ATHENS (Reuters) - Greek teachers will kick off the school year with rolling strikes to protest public sector layoffs and forced transfers demanded by the country's international lenders, labor unions said on Monday.
The school year begins on Wednesday, and the government must designate thousands of public sector workers for possible dismissal to convince its borrowers arriving for an inspection visit on September 22 it deserves further bailout funding.
But efforts to put state workers in a so-called "mobility scheme" to reform the public sector have met fierce resistance from labor unions, which say any firings or transfers will further hurt austerity-hit families.
High school teachers' labor union OLME announced on Monday plans for five-day rolling strikes from September 16.
"Education is under attack," OLME said in a statement calling students and their parents to join the protests against school mergers, job cuts and transfers. "We can and we will topple these policies."

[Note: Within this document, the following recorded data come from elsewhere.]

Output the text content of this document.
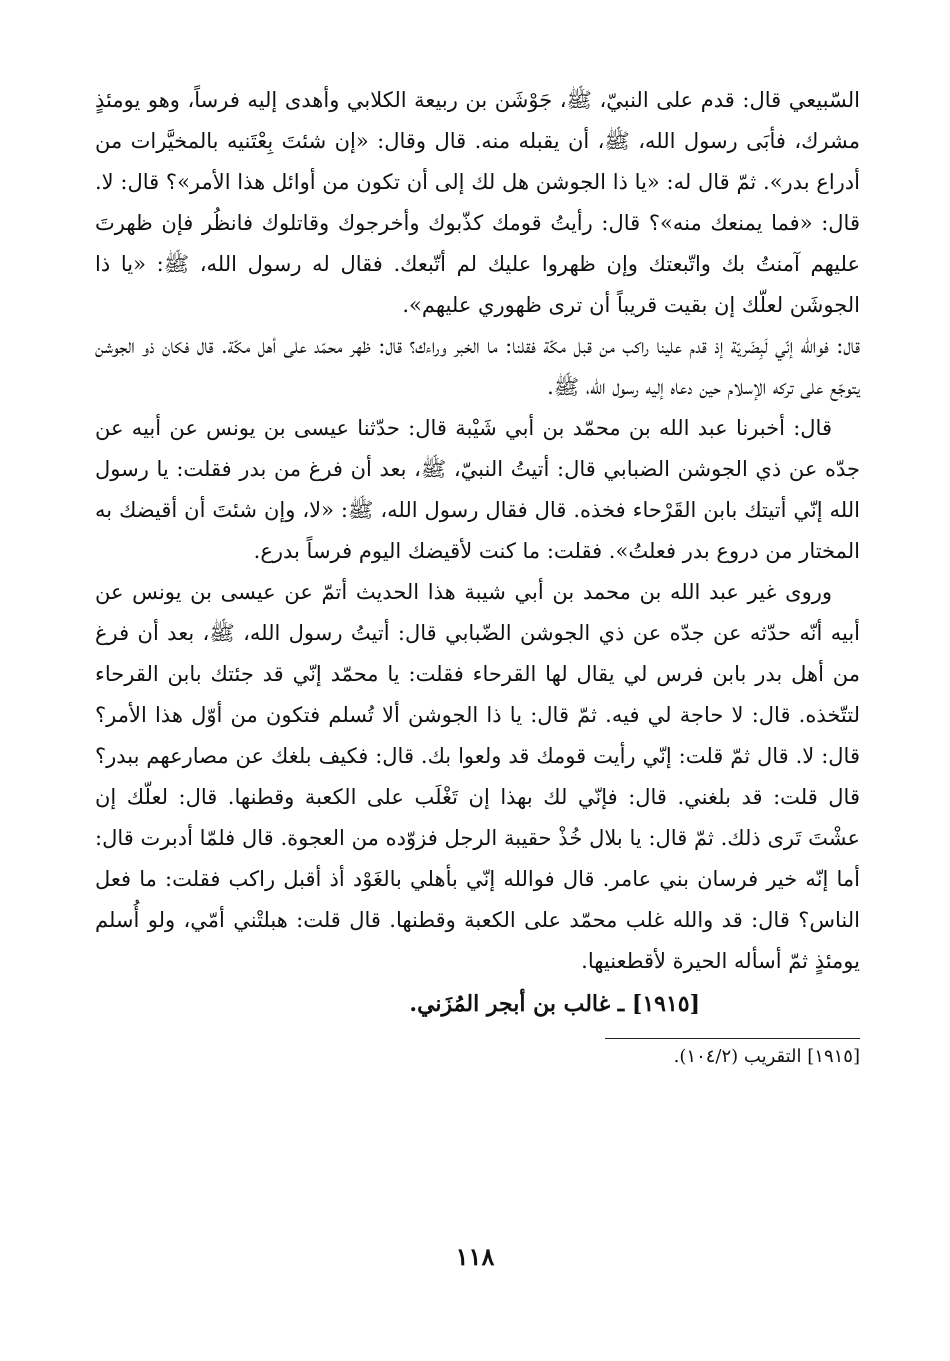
السّبيعي قال: قدم على النبيّ، ﷺ، جَوْشَن بن ربيعة الكلابي وأهدى إليه فرساً، وهو يومئذٍ مشرك، فأبَى رسول الله، ﷺ، أن يقبله منه. قال وقال: «إن شئتَ بِعْتَنيه بالمخيَّرات من أدراع بدر». ثمّ قال له: «يا ذا الجوشن هل لك إلى أن تكون من أوائل هذا الأمر»؟ قال: لا. قال: «فما يمنعك منه»؟ قال: رأيتُ قومك كذّبوك وأخرجوك وقاتلوك فانظُر فإن ظهرتَ عليهم آمنتُ بك واتّبعتك وإن ظهروا عليك لم أتّبعك. فقال له رسول الله، ﷺ: «يا ذا الجوشَن لعلّك إن بقيت قريباً أن ترى ظهوري عليهم».

قال: فوالله إنّي لَبِضَريّة إذ قدم علينا راكب من قبل مكّة فقلنا: ما الخبر وراءك؟ قال: ظهر محمّد على أهل مكّة. قال فكان ذو الجوشن يتوجّع على تركه الإسلام حين دعاه إليه رسول الله، ﷺ.

قال: أخبرنا عبد الله بن محمّد بن أبي شَيْبة قال: حدّثنا عيسى بن يونس عن أبيه عن جدّه عن ذي الجوشن الضبابي قال: أتيتُ النبيّ، ﷺ، بعد أن فرغ من بدر فقلت: يا رسول الله إنّي أتيتك بابن القَرْحاء فخذه. قال فقال رسول الله، ﷺ: «لا، وإن شئتَ أن أقيضك به المختار من دروع بدر فعلتُ». فقلت: ما كنت لأقيضك اليوم فرساً بدرع.

وروى غير عبد الله بن محمد بن أبي شيبة هذا الحديث أتمّ عن عيسى بن يونس عن أبيه أنّه حدّثه عن جدّه عن ذي الجوشن الضّبابي قال: أتيتُ رسول الله، ﷺ، بعد أن فرغ من أهل بدر بابن فرس لي يقال لها القرحاء فقلت: يا محمّد إنّي قد جئتك بابن القرحاء لتتّخذه. قال: لا حاجة لي فيه. ثمّ قال: يا ذا الجوشن ألا تُسلم فتكون من أوّل هذا الأمر؟ قال: لا. قال ثمّ قلت: إنّي رأيت قومك قد ولعوا بك. قال: فكيف بلغك عن مصارعهم ببدر؟ قال قلت: قد بلغني. قال: فإنّي لك بهذا إن تَغْلَب على الكعبة وقطنها. قال: لعلّك إن عشْتَ تَرى ذلك. ثمّ قال: يا بلال خُذْ حقيبة الرجل فزوّده من العجوة. قال فلمّا أدبرت قال: أما إنّه خير فرسان بني عامر. قال فوالله إنّي بأهلي بالغَوْد أذ أقبل راكب فقلت: ما فعل الناس؟ قال: قد والله غلب محمّد على الكعبة وقطنها. قال قلت: هبلتْني أمّي، ولو أُسلم يومئذٍ ثمّ أسأله الحيرة لأقطعنيها.

[١٩١٥] ـ غالب بن أبجر المُزَني.
[١٩١٥] التقريب (١٠٤/٢).
١١٨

High-school teachers have repeatedly walked off the job to protest the government's plans. The conservative-led coalition invoked emergency powers in May to mobilize teachers and prevent a strike that would have disrupted university entry exams.
OLME is expected to join a 48-hour strike on Sept 18-19 called by Greece's largest public sector union ADEDY.
Athens must put a total 25,000 workers in the mobility scheme by the end of the year, and they will be evaluated and transferred to other jobs or dismissed. It must also meet a target of 15,000 mandatory exits in 2013-2014.
Firing workers is a taboo in the crisis-hit country where unemployment has jumped over 27 percent and poverty levels have soared amid a six-year recession.
But foreign lenders have warned that the billions of euros in aid payments that Greece needs to stay afloat cannot continue unless it pushes forward with reforming a corruption-prone state apparatus where hiring is often made for political patronage.